Over the years Gehlek Rinpoche has developed an unshakable faith in reincarnation and accepted his role as an incarnate lama. His belief, he says, “comes from a deeper consciousness that lies at the heart level, a kind of pervasive understanding. Not a voice, but a comprehension coming from inside rather than outside. That’s why I believe in reincarnation-not because Buddha said one should.”

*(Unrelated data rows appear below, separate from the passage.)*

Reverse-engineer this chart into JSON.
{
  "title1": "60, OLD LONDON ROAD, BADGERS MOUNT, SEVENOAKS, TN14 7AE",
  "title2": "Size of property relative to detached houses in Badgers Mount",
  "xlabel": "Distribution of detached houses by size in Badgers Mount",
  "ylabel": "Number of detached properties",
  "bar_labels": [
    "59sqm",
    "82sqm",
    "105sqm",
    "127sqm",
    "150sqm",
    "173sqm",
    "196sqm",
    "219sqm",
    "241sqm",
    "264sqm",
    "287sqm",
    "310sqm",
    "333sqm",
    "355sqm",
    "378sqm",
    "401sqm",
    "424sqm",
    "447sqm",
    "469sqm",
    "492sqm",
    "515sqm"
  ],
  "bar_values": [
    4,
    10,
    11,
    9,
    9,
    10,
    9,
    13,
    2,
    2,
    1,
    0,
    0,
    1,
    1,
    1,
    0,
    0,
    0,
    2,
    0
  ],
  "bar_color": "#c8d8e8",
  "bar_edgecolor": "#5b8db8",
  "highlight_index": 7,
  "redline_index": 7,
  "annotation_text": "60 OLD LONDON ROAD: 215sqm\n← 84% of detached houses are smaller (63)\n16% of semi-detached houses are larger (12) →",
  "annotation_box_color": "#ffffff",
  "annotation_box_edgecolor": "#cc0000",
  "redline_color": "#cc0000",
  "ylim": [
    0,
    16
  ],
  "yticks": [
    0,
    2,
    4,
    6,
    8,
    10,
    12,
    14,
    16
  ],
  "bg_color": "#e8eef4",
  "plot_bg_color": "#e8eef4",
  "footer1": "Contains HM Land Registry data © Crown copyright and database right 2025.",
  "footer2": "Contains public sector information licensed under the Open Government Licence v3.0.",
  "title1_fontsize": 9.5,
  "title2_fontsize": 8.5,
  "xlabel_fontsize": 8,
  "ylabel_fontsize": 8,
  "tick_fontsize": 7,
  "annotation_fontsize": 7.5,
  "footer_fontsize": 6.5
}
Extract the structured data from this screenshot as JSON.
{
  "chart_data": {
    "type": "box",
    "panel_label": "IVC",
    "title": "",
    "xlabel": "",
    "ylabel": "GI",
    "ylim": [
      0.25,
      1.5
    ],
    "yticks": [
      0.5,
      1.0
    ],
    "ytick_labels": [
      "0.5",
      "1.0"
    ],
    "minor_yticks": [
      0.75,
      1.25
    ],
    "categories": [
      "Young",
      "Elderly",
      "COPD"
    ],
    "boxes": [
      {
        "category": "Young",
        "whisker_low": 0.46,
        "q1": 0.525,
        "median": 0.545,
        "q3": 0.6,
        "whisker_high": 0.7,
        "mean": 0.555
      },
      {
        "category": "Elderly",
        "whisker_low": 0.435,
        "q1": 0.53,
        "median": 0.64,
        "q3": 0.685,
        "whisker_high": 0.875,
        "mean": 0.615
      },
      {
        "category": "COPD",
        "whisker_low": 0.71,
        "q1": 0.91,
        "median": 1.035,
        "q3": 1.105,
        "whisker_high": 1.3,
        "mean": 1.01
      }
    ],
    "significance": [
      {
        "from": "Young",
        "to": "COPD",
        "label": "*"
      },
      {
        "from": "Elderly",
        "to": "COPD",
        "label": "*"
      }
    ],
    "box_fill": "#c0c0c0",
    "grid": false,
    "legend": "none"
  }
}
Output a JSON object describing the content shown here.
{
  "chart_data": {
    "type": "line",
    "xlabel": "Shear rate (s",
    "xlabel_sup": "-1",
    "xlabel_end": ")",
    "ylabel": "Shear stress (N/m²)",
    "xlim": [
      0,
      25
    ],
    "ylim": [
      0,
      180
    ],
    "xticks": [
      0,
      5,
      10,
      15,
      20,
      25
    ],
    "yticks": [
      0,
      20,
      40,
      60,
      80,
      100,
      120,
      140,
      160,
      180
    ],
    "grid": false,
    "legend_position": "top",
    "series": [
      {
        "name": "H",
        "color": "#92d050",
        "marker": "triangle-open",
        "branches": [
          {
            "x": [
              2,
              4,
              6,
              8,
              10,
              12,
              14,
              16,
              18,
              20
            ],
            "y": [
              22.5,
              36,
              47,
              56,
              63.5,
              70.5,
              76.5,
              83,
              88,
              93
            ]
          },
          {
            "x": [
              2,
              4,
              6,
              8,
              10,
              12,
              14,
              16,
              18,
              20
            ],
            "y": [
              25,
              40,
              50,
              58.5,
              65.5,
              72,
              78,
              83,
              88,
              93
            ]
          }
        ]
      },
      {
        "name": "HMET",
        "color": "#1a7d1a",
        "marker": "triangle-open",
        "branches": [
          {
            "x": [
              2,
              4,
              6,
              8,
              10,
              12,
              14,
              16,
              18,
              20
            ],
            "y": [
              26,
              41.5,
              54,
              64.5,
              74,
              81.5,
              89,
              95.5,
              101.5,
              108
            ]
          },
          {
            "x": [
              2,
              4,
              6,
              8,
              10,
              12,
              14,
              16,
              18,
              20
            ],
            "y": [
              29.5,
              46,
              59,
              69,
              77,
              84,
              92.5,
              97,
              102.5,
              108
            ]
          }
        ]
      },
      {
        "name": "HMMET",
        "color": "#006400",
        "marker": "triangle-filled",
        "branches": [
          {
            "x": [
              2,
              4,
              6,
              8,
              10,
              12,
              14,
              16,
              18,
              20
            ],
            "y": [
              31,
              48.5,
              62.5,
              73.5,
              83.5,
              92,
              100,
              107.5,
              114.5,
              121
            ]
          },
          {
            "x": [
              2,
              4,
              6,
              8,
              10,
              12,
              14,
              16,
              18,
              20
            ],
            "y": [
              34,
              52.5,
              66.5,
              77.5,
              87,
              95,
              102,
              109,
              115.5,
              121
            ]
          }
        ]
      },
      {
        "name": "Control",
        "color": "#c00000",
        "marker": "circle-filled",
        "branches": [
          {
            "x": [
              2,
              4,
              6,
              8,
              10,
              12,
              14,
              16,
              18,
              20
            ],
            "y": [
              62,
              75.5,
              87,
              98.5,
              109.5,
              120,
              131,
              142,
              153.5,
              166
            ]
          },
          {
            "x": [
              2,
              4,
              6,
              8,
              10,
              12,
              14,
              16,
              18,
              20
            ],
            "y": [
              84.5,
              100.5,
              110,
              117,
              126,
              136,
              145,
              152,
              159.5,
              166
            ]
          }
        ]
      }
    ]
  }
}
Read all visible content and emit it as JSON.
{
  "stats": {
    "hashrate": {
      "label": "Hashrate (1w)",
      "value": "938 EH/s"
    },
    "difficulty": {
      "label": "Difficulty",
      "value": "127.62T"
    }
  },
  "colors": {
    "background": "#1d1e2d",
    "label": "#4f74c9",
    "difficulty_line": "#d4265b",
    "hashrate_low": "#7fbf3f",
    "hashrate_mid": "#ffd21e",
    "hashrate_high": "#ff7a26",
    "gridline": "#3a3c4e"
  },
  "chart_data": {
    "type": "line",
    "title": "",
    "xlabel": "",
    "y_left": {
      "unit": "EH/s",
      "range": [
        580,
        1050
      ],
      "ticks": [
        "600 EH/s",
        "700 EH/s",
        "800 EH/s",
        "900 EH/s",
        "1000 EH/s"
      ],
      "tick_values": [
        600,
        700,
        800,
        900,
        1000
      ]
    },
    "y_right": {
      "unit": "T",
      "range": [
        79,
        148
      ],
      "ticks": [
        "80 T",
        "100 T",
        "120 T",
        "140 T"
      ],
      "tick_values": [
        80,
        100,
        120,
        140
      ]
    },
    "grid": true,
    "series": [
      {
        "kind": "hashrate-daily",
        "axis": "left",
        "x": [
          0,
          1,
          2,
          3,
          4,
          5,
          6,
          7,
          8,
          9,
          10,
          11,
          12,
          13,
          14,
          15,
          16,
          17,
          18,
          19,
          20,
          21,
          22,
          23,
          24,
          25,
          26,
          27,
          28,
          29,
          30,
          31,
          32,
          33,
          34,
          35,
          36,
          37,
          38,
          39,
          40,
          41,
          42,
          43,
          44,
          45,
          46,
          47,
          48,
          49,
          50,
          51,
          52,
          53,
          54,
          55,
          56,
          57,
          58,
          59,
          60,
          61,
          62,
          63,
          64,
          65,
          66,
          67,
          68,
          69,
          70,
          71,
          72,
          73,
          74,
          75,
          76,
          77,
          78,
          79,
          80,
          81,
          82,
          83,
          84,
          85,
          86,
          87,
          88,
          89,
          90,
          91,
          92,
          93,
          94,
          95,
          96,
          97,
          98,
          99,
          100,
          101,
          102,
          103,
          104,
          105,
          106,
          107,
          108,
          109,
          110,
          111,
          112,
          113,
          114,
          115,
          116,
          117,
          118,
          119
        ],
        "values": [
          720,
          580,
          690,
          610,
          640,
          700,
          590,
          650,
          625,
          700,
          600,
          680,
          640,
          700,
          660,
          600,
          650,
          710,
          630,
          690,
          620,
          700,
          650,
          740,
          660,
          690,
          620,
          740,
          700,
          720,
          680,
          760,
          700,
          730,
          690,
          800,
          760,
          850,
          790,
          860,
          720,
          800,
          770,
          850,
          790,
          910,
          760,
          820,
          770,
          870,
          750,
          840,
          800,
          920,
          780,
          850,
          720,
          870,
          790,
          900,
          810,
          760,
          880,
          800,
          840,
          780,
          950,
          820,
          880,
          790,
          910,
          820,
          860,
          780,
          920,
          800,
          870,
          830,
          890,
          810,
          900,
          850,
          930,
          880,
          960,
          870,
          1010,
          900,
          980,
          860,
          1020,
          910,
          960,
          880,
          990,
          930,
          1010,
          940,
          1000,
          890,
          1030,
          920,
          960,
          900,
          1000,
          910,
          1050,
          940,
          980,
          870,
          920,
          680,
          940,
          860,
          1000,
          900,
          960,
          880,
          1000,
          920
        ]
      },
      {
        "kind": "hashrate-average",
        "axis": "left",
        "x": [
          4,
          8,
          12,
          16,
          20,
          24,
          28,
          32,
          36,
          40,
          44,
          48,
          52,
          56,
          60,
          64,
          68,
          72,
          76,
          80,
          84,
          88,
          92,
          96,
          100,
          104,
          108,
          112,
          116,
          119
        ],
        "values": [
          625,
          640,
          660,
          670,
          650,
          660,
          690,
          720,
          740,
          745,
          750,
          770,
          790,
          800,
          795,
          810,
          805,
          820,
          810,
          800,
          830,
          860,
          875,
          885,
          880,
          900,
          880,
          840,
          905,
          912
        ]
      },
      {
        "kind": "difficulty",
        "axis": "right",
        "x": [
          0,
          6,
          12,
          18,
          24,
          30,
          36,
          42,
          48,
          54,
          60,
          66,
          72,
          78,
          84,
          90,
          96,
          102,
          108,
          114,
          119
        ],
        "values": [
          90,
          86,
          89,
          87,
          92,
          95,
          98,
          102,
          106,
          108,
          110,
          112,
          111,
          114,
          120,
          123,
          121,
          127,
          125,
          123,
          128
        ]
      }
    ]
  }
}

This realization translates into a deeper way of perceiving how to live this life and die this death, not in any abstract sense but in a real and palpable relationship to our inner and outer worlds. “Traditional teachers tell us that each and every one of us has committed every kind of good and bad action in this life or another. Bad actions lead to more suffering and to a lack of freedom, and that’s why it’s so important for us to correct our negative habits. Good actions lead to freedom and a good life. That’s why it is so urgent that we develop good qualities, since we are expert at making mischief.”